ShakeDatTing2 · 03/06/2023 10:32

Whyisitdarkalready · 02/06/2023 18:15

I'm just wondering, have you had a blood test to check for pre-diabetes? If you are pre diabetic you can be enrolled onto a free 9 month support programme which includes one to one help and a diet plan etc. I've just enrolled and am waiting for my first session in a few weeks. I'm sure my pre diabetes diagnosis is massively to do with my poor diet, binging on crisps and chocolate. It is hard as no one talks about how difficult it is when you are addicted to food.

Yes. I've had regular blood tests. Not pre diabetic but a borderline underactive thyroid.

ShakeDatTing2 · 03/06/2023 10:34

Outofthepark · 02/06/2023 17:59

It might be worth the possibility of short term pain because it is possible it can stop addictions, right? And it's definitely a food addiction you have. Don't feel any shame OP, I really feel for you.

It was a really bad reaction.

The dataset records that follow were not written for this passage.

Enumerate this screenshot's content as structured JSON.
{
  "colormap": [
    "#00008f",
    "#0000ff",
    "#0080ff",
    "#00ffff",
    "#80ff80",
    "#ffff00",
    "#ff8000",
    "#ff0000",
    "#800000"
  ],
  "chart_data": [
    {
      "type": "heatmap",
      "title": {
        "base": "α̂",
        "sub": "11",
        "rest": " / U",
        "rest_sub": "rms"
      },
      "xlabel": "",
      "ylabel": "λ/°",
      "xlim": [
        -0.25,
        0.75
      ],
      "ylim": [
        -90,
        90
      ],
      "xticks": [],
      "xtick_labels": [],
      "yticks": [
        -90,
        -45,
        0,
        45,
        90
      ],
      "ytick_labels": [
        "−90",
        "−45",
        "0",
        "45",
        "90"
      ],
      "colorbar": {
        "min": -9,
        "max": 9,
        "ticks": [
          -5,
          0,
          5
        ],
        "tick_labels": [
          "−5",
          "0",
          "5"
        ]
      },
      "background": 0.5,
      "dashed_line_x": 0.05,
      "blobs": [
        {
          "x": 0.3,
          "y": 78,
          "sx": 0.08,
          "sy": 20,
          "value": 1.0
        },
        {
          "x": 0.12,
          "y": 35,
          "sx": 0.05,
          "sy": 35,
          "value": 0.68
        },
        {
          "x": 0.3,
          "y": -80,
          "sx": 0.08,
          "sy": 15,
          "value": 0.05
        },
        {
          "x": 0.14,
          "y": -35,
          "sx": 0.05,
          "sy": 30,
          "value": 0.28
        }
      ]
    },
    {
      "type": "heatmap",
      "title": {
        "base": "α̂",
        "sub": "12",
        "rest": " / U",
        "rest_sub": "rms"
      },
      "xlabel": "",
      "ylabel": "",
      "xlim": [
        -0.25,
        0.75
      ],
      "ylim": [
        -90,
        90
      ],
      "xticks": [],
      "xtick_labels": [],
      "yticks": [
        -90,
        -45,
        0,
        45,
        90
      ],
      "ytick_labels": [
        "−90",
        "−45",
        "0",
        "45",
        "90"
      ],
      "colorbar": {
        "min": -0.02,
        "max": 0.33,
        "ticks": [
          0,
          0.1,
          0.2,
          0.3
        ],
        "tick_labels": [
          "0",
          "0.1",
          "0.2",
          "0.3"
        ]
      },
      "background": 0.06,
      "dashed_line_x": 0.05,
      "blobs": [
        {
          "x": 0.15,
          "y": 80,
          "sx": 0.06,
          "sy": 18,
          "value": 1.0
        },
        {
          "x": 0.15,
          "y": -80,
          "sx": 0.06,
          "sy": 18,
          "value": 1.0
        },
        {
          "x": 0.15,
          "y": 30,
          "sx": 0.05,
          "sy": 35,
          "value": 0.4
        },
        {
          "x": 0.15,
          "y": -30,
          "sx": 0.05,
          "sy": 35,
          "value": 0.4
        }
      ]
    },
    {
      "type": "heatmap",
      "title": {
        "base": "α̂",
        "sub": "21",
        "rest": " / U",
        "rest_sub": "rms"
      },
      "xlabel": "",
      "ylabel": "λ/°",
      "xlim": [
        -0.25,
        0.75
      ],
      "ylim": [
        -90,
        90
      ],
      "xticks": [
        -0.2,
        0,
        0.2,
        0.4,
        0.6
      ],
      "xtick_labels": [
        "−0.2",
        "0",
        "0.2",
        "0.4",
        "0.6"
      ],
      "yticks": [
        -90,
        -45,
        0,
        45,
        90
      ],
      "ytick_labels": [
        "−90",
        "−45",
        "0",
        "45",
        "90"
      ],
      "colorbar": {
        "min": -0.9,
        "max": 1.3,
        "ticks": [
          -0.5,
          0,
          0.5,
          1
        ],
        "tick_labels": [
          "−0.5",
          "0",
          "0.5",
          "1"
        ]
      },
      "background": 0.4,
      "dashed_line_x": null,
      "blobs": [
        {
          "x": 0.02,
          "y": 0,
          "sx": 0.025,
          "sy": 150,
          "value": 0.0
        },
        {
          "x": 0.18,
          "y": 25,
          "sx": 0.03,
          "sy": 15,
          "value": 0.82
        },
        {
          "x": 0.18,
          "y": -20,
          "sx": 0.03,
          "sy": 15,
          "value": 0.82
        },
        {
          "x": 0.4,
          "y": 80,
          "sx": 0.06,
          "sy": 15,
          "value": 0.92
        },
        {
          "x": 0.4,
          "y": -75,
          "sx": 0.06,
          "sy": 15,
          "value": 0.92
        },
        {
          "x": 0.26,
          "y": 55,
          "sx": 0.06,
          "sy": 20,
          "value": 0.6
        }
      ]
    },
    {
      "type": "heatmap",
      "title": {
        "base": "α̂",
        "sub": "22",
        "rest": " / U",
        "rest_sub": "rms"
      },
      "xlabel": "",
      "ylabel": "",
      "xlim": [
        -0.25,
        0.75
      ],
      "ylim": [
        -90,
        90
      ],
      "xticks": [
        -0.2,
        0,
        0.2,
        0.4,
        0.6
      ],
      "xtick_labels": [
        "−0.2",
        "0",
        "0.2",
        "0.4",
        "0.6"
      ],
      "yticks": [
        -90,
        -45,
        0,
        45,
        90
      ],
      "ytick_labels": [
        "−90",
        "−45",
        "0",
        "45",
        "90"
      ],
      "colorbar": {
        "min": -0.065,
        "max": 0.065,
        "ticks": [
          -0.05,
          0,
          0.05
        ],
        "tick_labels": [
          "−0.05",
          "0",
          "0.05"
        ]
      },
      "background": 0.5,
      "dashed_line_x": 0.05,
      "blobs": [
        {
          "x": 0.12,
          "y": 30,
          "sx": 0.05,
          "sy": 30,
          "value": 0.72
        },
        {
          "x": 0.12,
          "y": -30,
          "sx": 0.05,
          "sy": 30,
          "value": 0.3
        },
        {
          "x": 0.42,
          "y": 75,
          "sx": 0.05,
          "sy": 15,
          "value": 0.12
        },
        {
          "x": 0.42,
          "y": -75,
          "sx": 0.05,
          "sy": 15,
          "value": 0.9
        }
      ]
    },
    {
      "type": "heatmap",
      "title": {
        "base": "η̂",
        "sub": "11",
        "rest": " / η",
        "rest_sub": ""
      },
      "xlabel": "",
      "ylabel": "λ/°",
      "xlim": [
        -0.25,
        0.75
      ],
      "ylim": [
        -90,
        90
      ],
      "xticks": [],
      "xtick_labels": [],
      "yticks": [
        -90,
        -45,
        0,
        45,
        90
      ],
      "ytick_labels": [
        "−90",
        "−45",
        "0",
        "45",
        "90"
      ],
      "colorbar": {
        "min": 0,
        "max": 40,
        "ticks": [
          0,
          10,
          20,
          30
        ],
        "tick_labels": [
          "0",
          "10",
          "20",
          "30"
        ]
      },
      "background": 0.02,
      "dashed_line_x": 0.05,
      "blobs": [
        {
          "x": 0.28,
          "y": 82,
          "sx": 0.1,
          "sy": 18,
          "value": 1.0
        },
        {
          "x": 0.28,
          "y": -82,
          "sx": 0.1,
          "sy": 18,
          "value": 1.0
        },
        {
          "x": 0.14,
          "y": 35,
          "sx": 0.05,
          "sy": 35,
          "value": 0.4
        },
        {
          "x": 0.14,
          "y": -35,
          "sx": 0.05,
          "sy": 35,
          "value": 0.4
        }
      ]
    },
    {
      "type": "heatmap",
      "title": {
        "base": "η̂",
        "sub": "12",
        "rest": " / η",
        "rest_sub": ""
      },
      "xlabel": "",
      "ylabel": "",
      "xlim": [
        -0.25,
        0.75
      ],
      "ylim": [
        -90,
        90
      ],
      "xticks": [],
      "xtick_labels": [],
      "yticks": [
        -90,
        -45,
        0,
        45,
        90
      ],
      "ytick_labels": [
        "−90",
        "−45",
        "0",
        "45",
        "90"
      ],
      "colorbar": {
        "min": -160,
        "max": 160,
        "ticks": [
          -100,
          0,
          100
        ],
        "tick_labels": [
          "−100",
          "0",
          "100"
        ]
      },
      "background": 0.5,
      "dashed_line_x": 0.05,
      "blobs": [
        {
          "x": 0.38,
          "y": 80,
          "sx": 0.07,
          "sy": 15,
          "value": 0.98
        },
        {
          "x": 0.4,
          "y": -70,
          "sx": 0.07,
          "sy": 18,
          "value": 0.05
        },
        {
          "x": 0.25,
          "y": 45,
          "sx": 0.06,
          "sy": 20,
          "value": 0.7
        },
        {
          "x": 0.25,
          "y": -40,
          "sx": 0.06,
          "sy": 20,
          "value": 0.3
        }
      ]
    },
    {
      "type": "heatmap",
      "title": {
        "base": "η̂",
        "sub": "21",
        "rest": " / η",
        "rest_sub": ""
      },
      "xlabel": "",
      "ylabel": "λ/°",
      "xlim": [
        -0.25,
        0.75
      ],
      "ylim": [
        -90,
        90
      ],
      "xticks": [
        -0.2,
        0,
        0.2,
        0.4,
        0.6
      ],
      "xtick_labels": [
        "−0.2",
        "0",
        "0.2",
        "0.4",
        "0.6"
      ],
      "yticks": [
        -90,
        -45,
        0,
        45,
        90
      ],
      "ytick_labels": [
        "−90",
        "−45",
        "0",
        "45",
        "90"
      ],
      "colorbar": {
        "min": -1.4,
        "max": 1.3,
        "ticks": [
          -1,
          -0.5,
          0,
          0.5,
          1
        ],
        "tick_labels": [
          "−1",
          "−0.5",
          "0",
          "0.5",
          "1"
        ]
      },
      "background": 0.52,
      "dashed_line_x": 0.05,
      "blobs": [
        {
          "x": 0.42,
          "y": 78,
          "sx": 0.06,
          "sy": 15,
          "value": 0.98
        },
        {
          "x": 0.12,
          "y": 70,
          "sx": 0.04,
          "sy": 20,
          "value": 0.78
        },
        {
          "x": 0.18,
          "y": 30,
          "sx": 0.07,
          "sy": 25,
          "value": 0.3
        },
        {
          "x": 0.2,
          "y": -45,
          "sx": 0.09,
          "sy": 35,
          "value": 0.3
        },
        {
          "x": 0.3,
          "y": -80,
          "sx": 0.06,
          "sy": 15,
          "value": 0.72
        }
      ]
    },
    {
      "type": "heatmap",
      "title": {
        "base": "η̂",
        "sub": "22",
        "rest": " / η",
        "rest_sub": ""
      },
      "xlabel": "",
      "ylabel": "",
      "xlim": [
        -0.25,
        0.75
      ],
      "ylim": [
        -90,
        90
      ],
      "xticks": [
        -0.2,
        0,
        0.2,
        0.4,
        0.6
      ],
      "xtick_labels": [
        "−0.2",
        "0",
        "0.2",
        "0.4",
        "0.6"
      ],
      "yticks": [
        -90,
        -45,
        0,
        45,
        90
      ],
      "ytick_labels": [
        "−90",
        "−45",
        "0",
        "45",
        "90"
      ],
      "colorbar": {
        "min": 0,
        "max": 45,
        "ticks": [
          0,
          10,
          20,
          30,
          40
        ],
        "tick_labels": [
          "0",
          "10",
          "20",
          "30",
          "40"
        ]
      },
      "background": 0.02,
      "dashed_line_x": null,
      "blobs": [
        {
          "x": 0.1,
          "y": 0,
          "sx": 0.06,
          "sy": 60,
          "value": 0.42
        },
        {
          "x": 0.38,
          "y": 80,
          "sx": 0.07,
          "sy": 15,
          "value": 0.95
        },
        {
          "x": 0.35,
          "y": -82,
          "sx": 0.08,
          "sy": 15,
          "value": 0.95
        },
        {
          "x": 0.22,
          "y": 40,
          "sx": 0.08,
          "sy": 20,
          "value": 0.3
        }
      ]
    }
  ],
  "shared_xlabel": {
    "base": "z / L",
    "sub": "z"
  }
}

I would throw up on the hour, have really bad pains and cramps for 30 mins then build up again to throwing up.

I was on the floor in the bathroom or in the bedroom with a bucket for 24 hours straight.

I couldn't risk that happening for a week. I have kids that need me and it was honestly awful.

mikado1 · 03/06/2023 10:36

I should also add the programme I do, while no sugar or flour has daily meetings with trained leaders, and more individual stuff that I don't pay for but is an option, and all of those meetings are looking at feelings, the reliance on food etc. Might be worth a go OP. Wishing you the best.

ShakeDatTing2 · 03/06/2023 10:38

I can't afford the therapy. They're 40 quid a session and want 1 a week minimum.

I just don't have £160 extra a month. My rents gone up 2 weeks ago. I'm struggling already.